Seize mille robots humanoïdes ont été installés dans des usines mondiales en 2025. C’est six fois plus qu’attendu pour 2027 selon Counterpoint Research, et le signe que l’industrie vient de franchir un seuil technologique décisif.
Loin des fantasmes hollywoodiens, cette première vague de robots humanoïdes transforme l’usine sans la vider de ses ouvriers. Elle inaugure une collaboration homme-machine où les robots assument la pénibilité pendant que les humains gardent la main sur l’expertise et la décision. L’année 2025 marque l’an zéro de cette mutation industrielle qui redistribue les rôles sans supprimer les emplois.
L’essentiel
- 16 000 robots humanoïdes installés mondialement en 2025, soit une multiplication par six des prévisions pour 2027
- La Chine représente plus de 80% des installations, suivie par l’Allemagne et le Japon
- Coût élevé par unité, contre un prix plus bas pour un robot industriel classique
- Les secteurs automobile et électronique représentent 70% des déploiements actuels
La Chine accélère et impose son rythme
La Chine concentre la grande majorité des robots humanoïdes installés en 2025. Cette domination numérique cache une stratégie industrielle assumée : transformer les usines chinoises en laboratoires grandeur nature pour une technologie que Pékin veut exporter massivement dès 2026.
BYD, le constructeur automobile chinois, a déployé un nombre significatif de robots humanoïdes dans ses chaînes d’assemblage de Shenzhen.
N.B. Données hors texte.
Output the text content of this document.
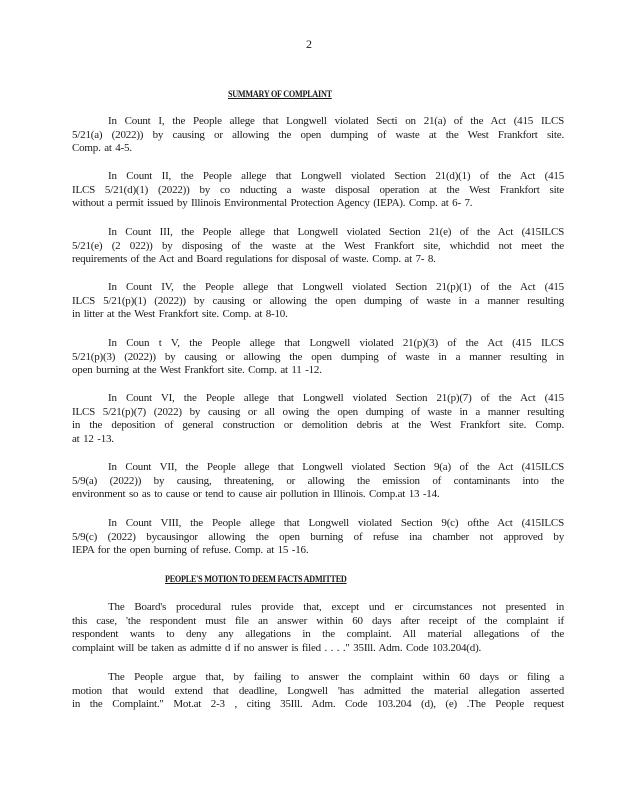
2
SUMMARY OF COMPLAINT
In Count I, the People allege that Longwell violated Secti on 21(a) of the Act (415 ILCS
5/21(a) (2022)) by causing or allowing the open dumping of waste at the West Frankfort site.
Comp. at 4-5.
In Count II, the People allege that Longwell violated Section 21(d)(1) of the Act (415
ILCS 5/21(d)(1) (2022)) by co nducting a waste disposal operation at the West Frankfort site
without a permit issued by Illinois Environmental Protection Agency (IEPA). Comp. at 6- 7.
In Count III, the People allege that Longwell violated Section 21(e) of the Act (415ILCS
5/21(e) (2 022)) by disposing of the waste at the West Frankfort site, whichdid not meet the
requirements of the Act and Board regulations for disposal of waste. Comp. at 7- 8.
In Count IV, the People allege that Longwell violated Section 21(p)(1) of the Act (415
ILCS 5/21(p)(1) (2022)) by causing or allowing the open dumping of waste in a manner resulting
in litter at the West Frankfort site. Comp. at 8-10.
In Coun t V, the People allege that Longwell violated 21(p)(3) of the Act (415 ILCS
5/21(p)(3) (2022)) by causing or allowing the open dumping of waste in a manner resulting in
open burning at the West Frankfort site. Comp. at 11 -12.
In Count VI, the People allege that Longwell violated Section 21(p)(7) of the Act (415
ILCS 5/21(p)(7) (2022) by causing or all owing the open dumping of waste in a manner resulting
in the deposition of general construction or demolition debris at the West Frankfort site. Comp.
at 12 -13.
In Count VII, the People allege that Longwell violated Section 9(a) of the Act (415ILCS
5/9(a) (2022)) by causing, threatening, or allowing the emission of contaminants into the
environment so as to cause or tend to cause air pollution in Illinois. Comp.at 13 -14.
In Count VIII, the People allege that Longwell violated Section 9(c) ofthe Act (415ILCS
5/9(c) (2022) bycausingor allowing the open burning of refuse ina chamber not approved by
IEPA for the open burning of refuse. Comp. at 15 -16.
PEOPLE'S MOTION TO DEEM FACTS ADMITTED
The Board's procedural rules provide that, except und er circumstances not presented in
this case, 'the respondent must file an answer within 60 days after receipt of the complaint if
respondent wants to deny any allegations in the complaint. All material allegations of the
complaint will be taken as admitte d if no answer is filed . . . ." 35Ill. Adm. Code 103.204(d).
The People argue that, by failing to answer the complaint within 60 days or filing a
motion that would extend that deadline, Longwell 'has admitted the material allegation asserted
in the Complaint." Mot.at 2-3 , citing 35Ill. Adm. Code 103.204 (d), (e) .The People request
Ils manœuvrent des pièces lourdes, vissent des composants dans des positions inconfortables pour l’homme, et fonctionnent de longues heures par jour sans pause. Le gain de productivité s’avère substantiel sur les postes concernés, selon les données internes de l’entreprise.
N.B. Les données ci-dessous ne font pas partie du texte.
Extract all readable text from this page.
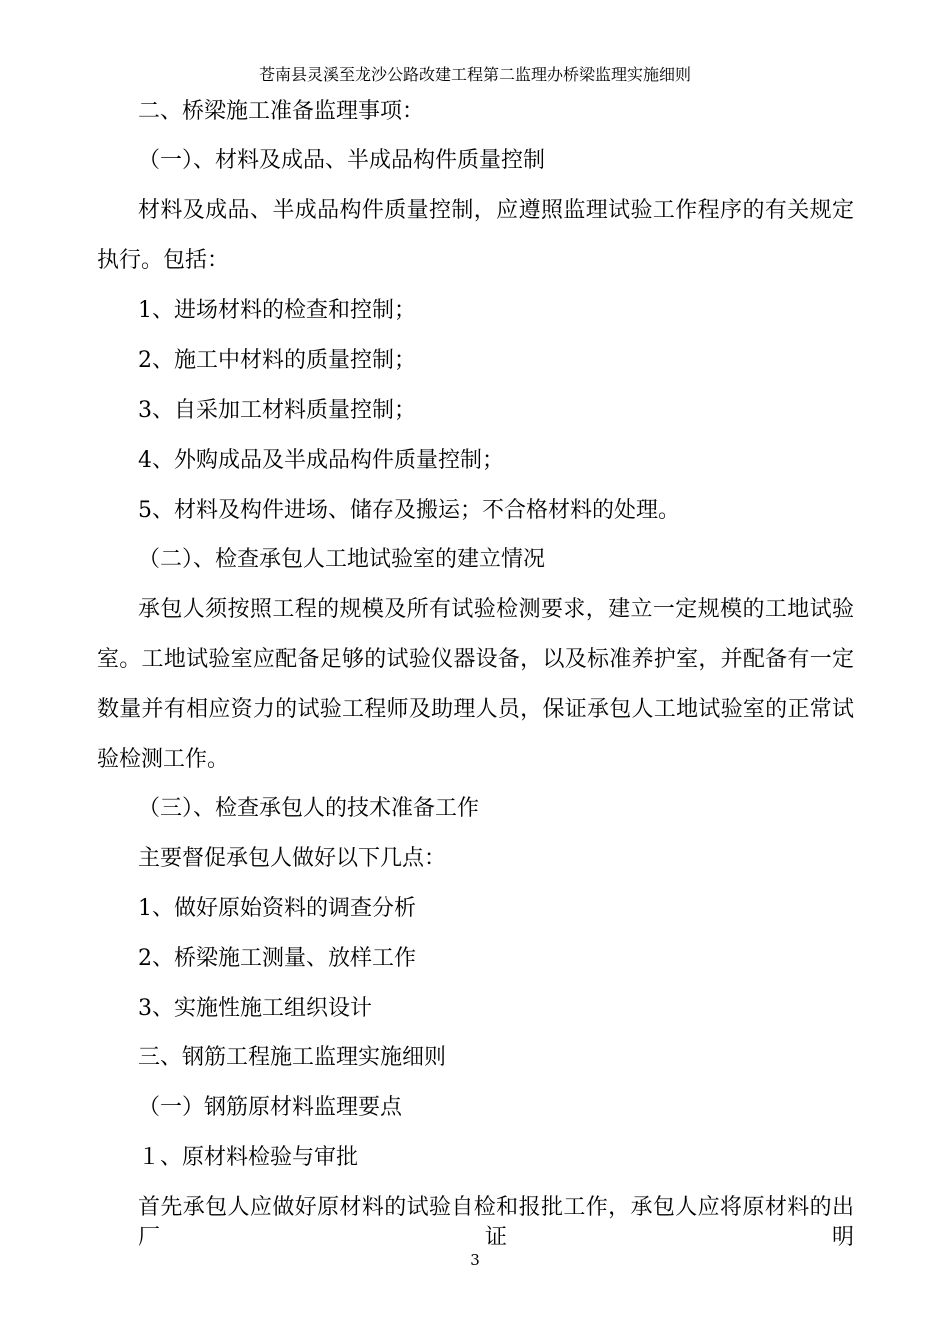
苍南县灵溪至龙沙公路改建工程第二监理办桥梁监理实施细则
二、桥梁施工准备监理事项：
（一）、材料及成品、半成品构件质量控制
材料及成品、半成品构件质量控制，应遵照监理试验工作程序的有关规定
执行。包括：
1、进场材料的检查和控制；
2、施工中材料的质量控制；
3、自采加工材料质量控制；
4、外购成品及半成品构件质量控制；
5、材料及构件进场、储存及搬运；不合格材料的处理。
（二）、检查承包人工地试验室的建立情况
承包人须按照工程的规模及所有试验检测要求，建立一定规模的工地试验
室。工地试验室应配备足够的试验仪器设备，以及标准养护室，并配备有一定
数量并有相应资力的试验工程师及助理人员，保证承包人工地试验室的正常试
验检测工作。
（三）、检查承包人的技术准备工作
主要督促承包人做好以下几点：
1、做好原始资料的调查分析
2、桥梁施工测量、放样工作
3、实施性施工组织设计
三、钢筋工程施工监理实施细则
（一）钢筋原材料监理要点
１、原材料检验与审批
首先承包人应做好原材料的试验自检和报批工作，承包人应将原材料的出厂证明
3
Foxconn, le géant de l’électronique qui fabrique les iPhone, expérimente depuis octobre 2025 avec de nombreux robots humanoïdes dans son usine de Zhengzhou. Ils prennent en charge l’assemblage de composants fins requérant une dextérité millimétrique. Le taux de défaut a chuté de manière significative grâce à leur régularité gestuelle, affirme l’industriel taïwanais.
Cette montée en puissance chinoise inquiète l’Europe et les États-Unis. Car contrairement aux robots industriels classiques, cantonnés derrière des grilles de sécurité, les humanoïdes opèrent au contact direct des ouvriers. Ils accumulent une expérience comportementale que leurs concurrents occidentaux n’ont pas.
L’Europe rattrape son retard par l’innovation
L’Allemagne déploie un nombre croissant de robots humanoïdes en 2025, principalement chez ses constructeurs automobiles. BMW teste des robots humanoïdes à Leipzig (AEON) et a testé Figure 02 à Spartanburg pour l’assemblage de ses véhicules électriques. Ils soulèvent des batteries lourdes, évitant aux ouvriers des troubles musculo-squelettiques récurrents dans cette activité.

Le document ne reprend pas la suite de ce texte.